Tracking the origins and evolution of a corporation’s culture of risk

Stephan Siegel

Stephan Siegel

Why do some firms take so many risks while others seek certainty—often over many decades in business?

A study by Stephan Siegel of the UW Foster School of Business determines that a corporation’s leaders tend to share common attitudes toward risk and uncertainty. This commonality manifests itself in a distinctive “corporate risk culture” that drives a firm’s intensity of investment in research and development, and propensity to engage in mergers and acquisitions.

Moreover, the study establishes that an organization’s particular relationship to risk persists over time—often evolving little from the personal risk profile of its founder.

“We find that corporate attitude toward risk is significantly influenced by a company’s founder,” says Siegel, the Michael G. Foster Endowed Professor of Finance and Business Economics. “And then it remains fairly persistent—through hiring and promoting like-minded leaders—over many years.”

Novel approach

A corporation’s relationship to risk has enormous bearing on its actions in the market. But from a research perspective, it’s a tough nut to crack. Business decisions are made by a variety of senior executives and corporate directors, each bringing their own level of comfort with risk and uncertainty to this collective endeavor.

But how do you measure individual and organizational risk preference at a scale that allows for statistical analysis across a large range of companies?

Siegel and co-authors Yihui Pan (University of Utah) and Tracy Wang (University of Minnesota) went big, examining the leadership personnel and strategies of 6,000 U.S. public firms between the years 1996 and 2012.

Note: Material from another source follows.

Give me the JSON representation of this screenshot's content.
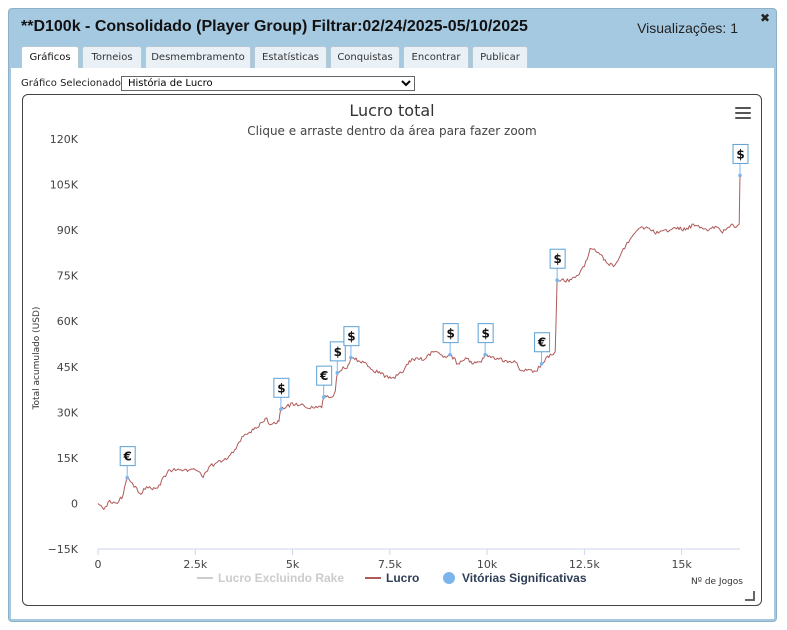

To establish the risk preference of each senior executive and director, they expanded upon recent research showing that economic preferences of individuals—particularly attitudes toward risk, uncertainty and patience—are partly shaped by cultural heritage.

They inferred cultural heritage by matching each surname with its nation of origin, according to historic Ellis Island immigration records.

What’s in a name?

It turns out that a person’s last name contains a fair prediction of his or her relationship to risk and uncertainty.

In the 1980s, social psychologist Geert Hofstede developed a measure of aggregate national risk preferences that he called the Uncertainty Avoidance Index (UAI). According to the UAI, China and the Scandinavian countries are among the most-risk tolerant nations while the most risk-averse include Russia, Portugal and Greece. All others fall somewhere in between.

After inferring the dominant cultural heritage of the senior executives and directors in the study, the researchers simply assigned the corresponding UAI national rating to each.

Siegel admits that this is an imperfect way to measure individual risk tendencies. It’s entirely likely that a given individual does not match with the average risk profile of their national heritage. But other studies have shown that cultural assimilation in the United States is a slow process. Differences in income, preferences and attitudes persist over many generations.

And Siegel says that rigorous tests of the model have shown it to hold up statistically. “It is a useful tool to measure something that cannot be easily observed,” he says.

R&D and M&A

Once individual risk preferences were established, Siegel and his colleagues moved on to company-level observations. And several clear patterns emerged.

First, a significant commonality in risk preference among a firm’s CEO, executives and directors. This commonality persists across generations of leadership. Firms even use formal incentives to preserve risk culture when decision-makers begin to stray.

Second, this persistent shared attitude toward risk and uncertainty arises through the selection of corporate leaders. “Leaders are selected, in part, because of how their risk preferences sync up to the risk preferences of the firm,” Siegel says.

And finally, risk-averse firms invest less in R&D and make fewer corporate acquisitions than firms that are more tolerant of risk. Also, risk-averse firms tend to hold more cash and exhibit lower cash-flow volatility.

The caveat of culture

Siegel emphasizes that there is no inherently “correct” corporate attitude toward risk. Each firm’s approach is a remnant of its daring or cautious founder, propagated over time by like-minded hires and promotions, and incentives to approach strategic decisions in company character.

“Corporations are not just ad hoc, purely contractual arrangements between people who work together,” he says. “They also appear to foster shared norms and attitudes. And there is a strong connection between their attitudes and what they actually do.”

But while the preservation of a founder’s philosophy toward risk and uncertainty can serve a company well over its life, an enduring corporate risk culture can also have a downside.

“As much as it offers stability, continuity and predictability,” Siegel warns, “culture can also become a hindrance to acting differently when an opportunity presents itself.”

Corporate Risk Culture” was published in the December 2017 Journal of Financial and Quantitative Analysis.